I started reading without an agenda — picking up books because they looked interesting, not because someone recommended them for “leadership development.” I went for walks that didn’t end in a call. I cooked meals that took two hours because I wanted to, not because I was optimising for anything.
I spent mornings just sitting with my family. Not planning the day, not mentally drafting a response to someone’s Slack message. Just being there. It sounds simple. It’s embarrassingly hard when you’ve forgotten how.
But then something shifted.
The most surprising thing? Ideas started showing up uninvited. When you stop cramming every minute with productivity, your brain does something wonderful — it wanders. And in that wandering, it finds things you’d never have discovered while sprinting.
Not sitting still
I want to be clear: this isn’t retirement. I’m not done. I’m just being more intentional about what I say yes to.
I’m continuing to work with people and teams where I feel I can genuinely help. Most recently, that’s been with Ally — thanks to Mohit — a not-for-profit focused on mental health. Mental health is something deeply personal to me. I’ve seen what happens when high-performing people ignore the signals their body and mind are sending. I was one of those people. If I can help build something that makes even a small difference in how we talk about and support mental health, that matters more to me than any title on a business card.

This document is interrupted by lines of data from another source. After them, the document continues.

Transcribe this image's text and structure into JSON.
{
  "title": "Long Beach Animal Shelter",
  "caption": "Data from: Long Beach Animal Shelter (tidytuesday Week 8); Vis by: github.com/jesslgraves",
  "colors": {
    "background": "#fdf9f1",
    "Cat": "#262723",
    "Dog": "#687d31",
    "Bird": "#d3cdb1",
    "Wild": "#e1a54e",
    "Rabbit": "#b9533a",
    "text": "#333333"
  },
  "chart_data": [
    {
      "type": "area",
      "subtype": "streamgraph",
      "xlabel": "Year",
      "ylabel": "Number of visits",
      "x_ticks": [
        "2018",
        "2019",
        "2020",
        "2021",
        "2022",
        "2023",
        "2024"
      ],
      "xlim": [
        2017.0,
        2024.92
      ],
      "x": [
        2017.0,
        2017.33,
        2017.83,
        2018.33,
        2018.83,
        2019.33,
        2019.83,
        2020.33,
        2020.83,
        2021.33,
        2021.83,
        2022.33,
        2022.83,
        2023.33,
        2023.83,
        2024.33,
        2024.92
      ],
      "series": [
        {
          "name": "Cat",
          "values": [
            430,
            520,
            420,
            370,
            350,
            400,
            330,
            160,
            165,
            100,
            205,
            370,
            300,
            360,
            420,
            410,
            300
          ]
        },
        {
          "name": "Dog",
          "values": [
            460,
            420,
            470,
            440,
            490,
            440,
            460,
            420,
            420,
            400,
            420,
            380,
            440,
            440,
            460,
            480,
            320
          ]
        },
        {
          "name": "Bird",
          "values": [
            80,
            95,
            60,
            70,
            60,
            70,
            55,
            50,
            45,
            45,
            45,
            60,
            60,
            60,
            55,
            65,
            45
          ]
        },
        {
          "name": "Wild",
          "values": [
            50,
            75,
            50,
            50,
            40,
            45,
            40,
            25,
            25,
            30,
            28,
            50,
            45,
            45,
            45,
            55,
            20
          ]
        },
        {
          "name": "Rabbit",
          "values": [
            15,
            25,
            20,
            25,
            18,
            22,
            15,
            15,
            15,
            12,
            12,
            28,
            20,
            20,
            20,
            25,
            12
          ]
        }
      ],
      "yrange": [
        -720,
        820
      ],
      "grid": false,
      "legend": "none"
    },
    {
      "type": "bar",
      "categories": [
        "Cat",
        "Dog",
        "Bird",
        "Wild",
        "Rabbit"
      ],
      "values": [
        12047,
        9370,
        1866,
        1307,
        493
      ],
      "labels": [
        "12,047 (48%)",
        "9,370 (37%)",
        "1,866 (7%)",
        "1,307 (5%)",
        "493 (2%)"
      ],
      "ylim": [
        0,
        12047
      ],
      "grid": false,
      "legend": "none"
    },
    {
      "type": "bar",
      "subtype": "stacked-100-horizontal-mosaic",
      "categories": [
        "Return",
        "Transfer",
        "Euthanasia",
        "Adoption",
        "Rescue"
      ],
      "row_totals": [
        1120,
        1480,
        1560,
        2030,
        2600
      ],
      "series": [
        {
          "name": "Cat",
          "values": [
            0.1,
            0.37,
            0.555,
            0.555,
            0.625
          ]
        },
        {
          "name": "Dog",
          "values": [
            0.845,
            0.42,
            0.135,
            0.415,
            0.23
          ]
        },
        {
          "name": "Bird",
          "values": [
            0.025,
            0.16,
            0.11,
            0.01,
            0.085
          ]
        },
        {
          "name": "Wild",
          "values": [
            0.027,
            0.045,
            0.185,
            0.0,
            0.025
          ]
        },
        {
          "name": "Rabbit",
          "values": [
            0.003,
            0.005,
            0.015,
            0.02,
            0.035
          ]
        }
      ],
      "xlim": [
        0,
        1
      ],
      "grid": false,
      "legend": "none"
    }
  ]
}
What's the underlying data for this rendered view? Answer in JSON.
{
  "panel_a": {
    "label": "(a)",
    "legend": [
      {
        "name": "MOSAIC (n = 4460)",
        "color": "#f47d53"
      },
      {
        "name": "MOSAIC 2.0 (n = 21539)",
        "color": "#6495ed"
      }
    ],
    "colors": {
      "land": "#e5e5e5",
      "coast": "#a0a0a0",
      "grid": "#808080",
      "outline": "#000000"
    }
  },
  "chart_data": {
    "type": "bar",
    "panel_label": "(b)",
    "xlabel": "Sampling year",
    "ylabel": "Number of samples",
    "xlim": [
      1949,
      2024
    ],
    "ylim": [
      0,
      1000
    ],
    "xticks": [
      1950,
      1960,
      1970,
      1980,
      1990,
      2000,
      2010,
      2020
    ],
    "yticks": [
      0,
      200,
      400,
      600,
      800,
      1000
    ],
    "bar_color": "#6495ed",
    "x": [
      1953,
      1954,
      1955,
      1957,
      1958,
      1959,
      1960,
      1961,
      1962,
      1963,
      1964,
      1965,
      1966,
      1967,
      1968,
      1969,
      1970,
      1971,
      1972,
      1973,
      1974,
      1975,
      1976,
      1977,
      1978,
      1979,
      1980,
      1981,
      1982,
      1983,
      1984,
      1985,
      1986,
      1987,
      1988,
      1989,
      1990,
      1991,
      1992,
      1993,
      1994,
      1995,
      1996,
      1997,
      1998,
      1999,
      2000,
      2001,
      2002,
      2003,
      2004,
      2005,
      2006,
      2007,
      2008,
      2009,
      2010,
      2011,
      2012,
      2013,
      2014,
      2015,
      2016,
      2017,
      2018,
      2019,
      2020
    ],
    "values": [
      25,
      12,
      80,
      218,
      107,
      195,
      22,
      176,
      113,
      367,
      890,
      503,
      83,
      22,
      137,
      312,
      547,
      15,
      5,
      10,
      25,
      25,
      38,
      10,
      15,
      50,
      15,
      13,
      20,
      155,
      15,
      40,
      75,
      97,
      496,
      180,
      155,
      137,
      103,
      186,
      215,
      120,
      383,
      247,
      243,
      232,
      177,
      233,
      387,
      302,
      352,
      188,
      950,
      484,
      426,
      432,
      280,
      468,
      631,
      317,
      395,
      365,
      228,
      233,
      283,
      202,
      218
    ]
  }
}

I’m also advising a few founders, organisations and teams on things I care about — engineering culture, product-market fit, new tech adoption, keeping things simple, the “how not to fail” conversations, and the messy human side of scaling. But I’m doing it at my pace, on my terms. Choosing based on impact, not obligation.
Gratitude, the real kind
There are so many people I want to thank — colleagues, ex-colleagues, friends who somewhere along the way became all three. I know that even if I try very hard, I’ll miss names. So I won’t try. You know who you are, and you know what you’ve meant to this journey.
To the entire PeakXV family — it’s been a privilege. Genuinely. Not the LinkedIn-post kind of “privilege” that people throw around. The real kind, where you look back and think, “I can’t believe I got to be part of that.”
To the ThoughtWorks family that gave me my foundation. To CodeIgnition, which became a big family that still loves each other, and eventually found its way into Gojek. To the Gojek family that tested every limit I had. To every team that trusted me with their problems and their people.
And to my family — my mother who worked tirelessly on both fronts, my siblings who showered unconditional love, Shraddha who made all of this possible, and my kids who remind me every day what actually matters. They’re also my harshest critics — which sometimes leads to unpleasant conversations, but that’s life. As Sadhguru says, “Isn’t it?” hahaha.
What’s next?
Honestly? I don’t know. And for the first time in a very long time, that feels refreshing rather than unsettling. Right now it’s just daily tinkering…
I haven’t mapped out the professional journey ahead. I’m letting curiosity lead for a bit. Meeting interesting people, exploring ideas that spark something, and staying open to whatever comes next. My calendar is friendlier than it’s been in years.
If you’re building something interesting, thinking through a hard problem, or just want to catch up over coffee — I’d love to hear from you.
More to come. For now, this is me saying — thank you, and see you around.